Membaca artikel pak Andy, saya termangu, membuat saya diam dan menelan ludah. Ayah anak itu seorang pegawai ITB, saya tidak tahu penghasilannya, tetapi saya yakin tidak lebih dari penghasilan ayah teman saya. Membaca artikel pak Andy, membuat wajahnya terlintas di kepala saya. Wajah pasrah, mendengar kami tidak mau menanggung semua biaya rumah sakit, hanya sekedarnya kami memberi sumbangan, pun tidak memintanya memberi ganti rugi pada kami. Mungkin keputusan kami cukup fair saat itu, kami tidak membebani mereka. Tapi saya lebih memikirkan kata-kata apa yang sudah saya keluarkan saat itu? entah kenapa saya merasa jahat saat keluar dari rumah sakit itu sampai hari ini, ketika membaca artikel pak Andy. Bukan si anak, bukan si ibu yang memberatkan saya, tapi ayahnya.

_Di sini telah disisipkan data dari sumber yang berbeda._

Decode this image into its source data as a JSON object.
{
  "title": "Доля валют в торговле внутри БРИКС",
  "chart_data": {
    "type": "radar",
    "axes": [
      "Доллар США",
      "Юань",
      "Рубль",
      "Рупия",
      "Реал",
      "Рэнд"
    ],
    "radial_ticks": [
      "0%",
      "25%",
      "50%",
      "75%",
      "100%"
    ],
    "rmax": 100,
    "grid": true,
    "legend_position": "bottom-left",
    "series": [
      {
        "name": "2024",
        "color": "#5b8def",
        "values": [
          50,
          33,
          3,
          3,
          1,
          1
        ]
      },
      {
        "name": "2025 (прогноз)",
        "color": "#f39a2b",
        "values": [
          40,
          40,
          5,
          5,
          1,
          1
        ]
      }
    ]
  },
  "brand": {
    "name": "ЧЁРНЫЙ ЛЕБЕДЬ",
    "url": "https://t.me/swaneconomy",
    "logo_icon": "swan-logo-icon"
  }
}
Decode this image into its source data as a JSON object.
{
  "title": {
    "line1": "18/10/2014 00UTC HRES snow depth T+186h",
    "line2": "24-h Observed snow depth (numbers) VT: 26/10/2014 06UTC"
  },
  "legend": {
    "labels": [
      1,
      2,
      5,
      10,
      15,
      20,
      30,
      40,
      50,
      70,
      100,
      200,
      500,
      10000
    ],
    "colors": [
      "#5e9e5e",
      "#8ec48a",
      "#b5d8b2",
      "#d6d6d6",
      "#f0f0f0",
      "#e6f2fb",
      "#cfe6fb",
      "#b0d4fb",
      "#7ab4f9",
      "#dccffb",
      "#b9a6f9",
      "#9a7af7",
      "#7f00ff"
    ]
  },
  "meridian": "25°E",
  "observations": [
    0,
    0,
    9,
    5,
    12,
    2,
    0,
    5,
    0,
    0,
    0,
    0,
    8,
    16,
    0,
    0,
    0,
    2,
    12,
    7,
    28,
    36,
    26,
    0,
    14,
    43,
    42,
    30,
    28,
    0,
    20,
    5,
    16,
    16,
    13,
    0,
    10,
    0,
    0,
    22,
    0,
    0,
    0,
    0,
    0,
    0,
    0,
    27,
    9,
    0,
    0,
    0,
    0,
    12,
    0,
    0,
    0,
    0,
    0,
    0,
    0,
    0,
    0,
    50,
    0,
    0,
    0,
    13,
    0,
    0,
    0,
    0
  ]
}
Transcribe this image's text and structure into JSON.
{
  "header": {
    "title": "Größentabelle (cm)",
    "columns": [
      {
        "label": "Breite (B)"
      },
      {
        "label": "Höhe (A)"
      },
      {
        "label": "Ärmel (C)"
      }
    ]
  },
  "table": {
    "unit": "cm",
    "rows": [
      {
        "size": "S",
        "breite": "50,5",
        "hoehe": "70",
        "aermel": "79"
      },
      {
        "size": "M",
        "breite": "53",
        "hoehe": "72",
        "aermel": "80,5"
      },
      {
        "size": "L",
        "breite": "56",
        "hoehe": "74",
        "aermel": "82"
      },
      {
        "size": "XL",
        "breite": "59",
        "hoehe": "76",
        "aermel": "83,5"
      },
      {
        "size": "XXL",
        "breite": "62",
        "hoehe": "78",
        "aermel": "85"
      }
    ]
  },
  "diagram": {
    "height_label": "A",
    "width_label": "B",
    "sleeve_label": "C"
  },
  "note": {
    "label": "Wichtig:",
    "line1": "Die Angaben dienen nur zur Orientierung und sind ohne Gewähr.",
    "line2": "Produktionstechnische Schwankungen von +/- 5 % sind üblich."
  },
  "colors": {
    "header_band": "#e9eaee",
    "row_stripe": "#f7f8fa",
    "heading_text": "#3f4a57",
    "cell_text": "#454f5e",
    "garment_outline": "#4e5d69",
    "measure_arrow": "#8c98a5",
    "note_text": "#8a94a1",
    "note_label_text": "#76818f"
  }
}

Karena beliau sama sekali tidak menuntut, itu yang membuat saya semakin pedih.
"Ditampar" saat bulan Ramadhan ini membuat saya berpikir keras. Hanya satu hal yang ingin saya lakukan sekarang, meminta maaf ..
Sepenggal cerita 'Kaca Spion' dari Andy F Noya
"..ketika mobil saya ditabrak sepeda motor dari belakang. Penumpang dan orang yang dibonceng terjerembab. Pada siang terik, ketika jalanan macet, ditabrak dari belakang, sungguh ujian yang berat untuk tidak marah. Rasanya ingin melompat dan mendamprat pemilik motor yang menabrak saya. Namun, saya terkejut ketika menyadari yang dibonceng adalah seorang ibu tua dengan kebaya lusuh. Pengemudi motor adalah anaknya. Mereka berdua pucat pasi. Selain karena terjatuh, tentu karena melihat mobil saya penyok..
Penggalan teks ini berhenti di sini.